United States v. Deon Dinkins
714 F. App'x 240
4th Cir.2017Background
- Deon Dinkins pled guilty in 2012 to being a felon in possession of a firearm; his Presentence Report treated a prior South Carolina assault and battery with intent to kill (ABIK) as an ACCA predicate and recommended an enhanced sentence.
- District court initially imposed a 180-month ACCA-enhanced sentence; after Johnson II struck the ACCA residual clause, Dinkins sought collateral relief challenging whether ABIK qualified under the force clause.
- Dinkins obtained authorization to file a successive § 2255 motion based on Johnson II and Welch, and the district court on collateral review concluded ABIK did not categorically qualify as a violent felony under the ACCA force clause.
- The Government appealed the district court’s holding that ABIK was not a violent felony under 18 U.S.C. § 924(e)(2)(B)(i).
- South Carolina common-law ABIK (pre-2010 repeal) is defined as assault and battery with malice aforethought (general intent to kill or to cause grievous bodily injury), and courts have said that if the victim died the offense would be murder.
- The Fourth Circuit reversed, holding that ABIK’s mens rea (intent to kill/grievous bodily injury) means the offense categorically involves attempted, threatened, or used violent force under the ACCA force clause.
Issues
| Issue | Plaintiff's Argument | Defendant's Argument | Held |
|---|---|---|---|
| Whether South Carolina common-law ABIK is an ACCA "violent felony" under the force clause | Dinkins: intent alone does not equal use/attempted/threatened use of violent physical force | Government: ABIK requires an act done with intent to kill or cause grievous injury, which is violent force or an attempt/threat to use it | ABIK is categorically a violent felony under § 924(e)(2)(B)(i) |
| Whether the categorical approach permits treating ABIK’s mens rea as showing attempted/threatened use of force | Dinkins: mens rea without requisite force element is insufficient | Government: the mens rea plus the required act capable of causing death means the minimum conduct involves attempted/threatened violent force | Court: under the categorical approach ABIK’s elements require conduct that necessarily involves attempted/threatened violent force |
| Whether a conviction for ABIK could rest on only minor touching that avoids ACCA’s "violent force" | Dinkins: ABIK can criminalize mere offensive touching | Government: conviction also requires intent to cause death/grievous injury; even minimal actual injury requires proof of intent to commit lethal harm | Court: even where actual touching is minor, the offense’s mens rea and element structure make a realistic probability that conviction requires attempted/threatened violent force, so it is categorical violent felony |
| Whether precedent supports treating intent-to-kill assaults as ACCA violent felonies | Dinkins: distinguishes intent from use of force | Government: analogous federal and circuit precedent treats intent-to-kill assaults as attempted/threatened violent force | Court: aligns with other circuits and Supreme Court precedent; ABIK qualifies |
Key Cases Cited
- Johnson v. United States, 559 U.S. 133 (2010) (defines "physical force" as violent force capable of causing pain or injury)

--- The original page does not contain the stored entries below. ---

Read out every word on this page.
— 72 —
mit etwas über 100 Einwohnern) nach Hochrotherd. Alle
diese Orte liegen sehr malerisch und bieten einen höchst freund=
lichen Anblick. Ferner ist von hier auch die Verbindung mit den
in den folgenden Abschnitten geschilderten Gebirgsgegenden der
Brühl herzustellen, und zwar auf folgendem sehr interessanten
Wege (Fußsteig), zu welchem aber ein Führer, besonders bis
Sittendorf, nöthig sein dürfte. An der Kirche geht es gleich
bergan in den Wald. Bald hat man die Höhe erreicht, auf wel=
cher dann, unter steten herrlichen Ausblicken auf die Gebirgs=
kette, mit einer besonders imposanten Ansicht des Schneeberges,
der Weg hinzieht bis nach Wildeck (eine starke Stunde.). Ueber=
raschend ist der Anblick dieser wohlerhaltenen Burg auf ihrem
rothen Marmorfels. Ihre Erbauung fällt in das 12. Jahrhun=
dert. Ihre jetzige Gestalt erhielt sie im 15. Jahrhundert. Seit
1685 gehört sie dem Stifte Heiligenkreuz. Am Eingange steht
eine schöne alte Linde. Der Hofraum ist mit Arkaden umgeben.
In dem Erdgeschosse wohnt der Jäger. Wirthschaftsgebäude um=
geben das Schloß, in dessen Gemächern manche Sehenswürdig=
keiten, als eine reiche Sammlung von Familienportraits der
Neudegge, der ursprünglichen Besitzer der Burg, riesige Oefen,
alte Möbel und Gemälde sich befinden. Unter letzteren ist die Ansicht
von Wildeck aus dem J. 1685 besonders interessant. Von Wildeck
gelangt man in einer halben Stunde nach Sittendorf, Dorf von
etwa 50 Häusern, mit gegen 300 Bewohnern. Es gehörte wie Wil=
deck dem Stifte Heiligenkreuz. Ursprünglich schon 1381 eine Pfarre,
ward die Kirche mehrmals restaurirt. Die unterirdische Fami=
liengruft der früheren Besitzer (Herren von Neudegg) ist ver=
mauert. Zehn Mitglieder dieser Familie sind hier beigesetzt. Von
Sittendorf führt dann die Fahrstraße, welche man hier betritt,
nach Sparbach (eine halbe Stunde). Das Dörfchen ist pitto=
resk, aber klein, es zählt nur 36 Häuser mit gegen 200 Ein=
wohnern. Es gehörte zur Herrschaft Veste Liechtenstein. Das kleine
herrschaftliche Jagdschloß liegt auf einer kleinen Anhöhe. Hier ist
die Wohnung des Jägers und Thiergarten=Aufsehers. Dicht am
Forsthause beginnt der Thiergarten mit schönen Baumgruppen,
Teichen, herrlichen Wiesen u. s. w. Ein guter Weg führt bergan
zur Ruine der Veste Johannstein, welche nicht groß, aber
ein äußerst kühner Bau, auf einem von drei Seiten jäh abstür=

- Johnson v. United States, 135 S. Ct. 2551 (2015) (invalidating the ACCA residual clause)
- Welch v. United States, 136 S. Ct. 1257 (2016) (Johnson II applies retroactively on collateral review)
- United States v. Hemingway, 734 F.3d 323 (4th Cir. 2013) (distinguishing South Carolina assault and battery with high and aggravated nature as non-ACCA predicate)
- United States v. Doctor, 842 F.3d 306 (4th Cir. 2016) (categorical approach standard for ACCA predicate analysis)
- United States v. Edwards, 857 F.3d 420 (1st Cir. 2017) (holding intent-to-murder assault is an ACCA violent felony)
- Raybon v. United States, 867 F.3d 625 (6th Cir. 2017) (similar holding for state assault with intent to do great bodily harm)
- United States v. Castleman, 134 S. Ct. 1405 (2014) (poisoning to cause physical harm qualifies as violent force)
- Gonzalez v. Duenas-Alvarez, 549 U.S. 183 (2007) (requirement of realistic probability, not theoretical possibility, in categorical analysis)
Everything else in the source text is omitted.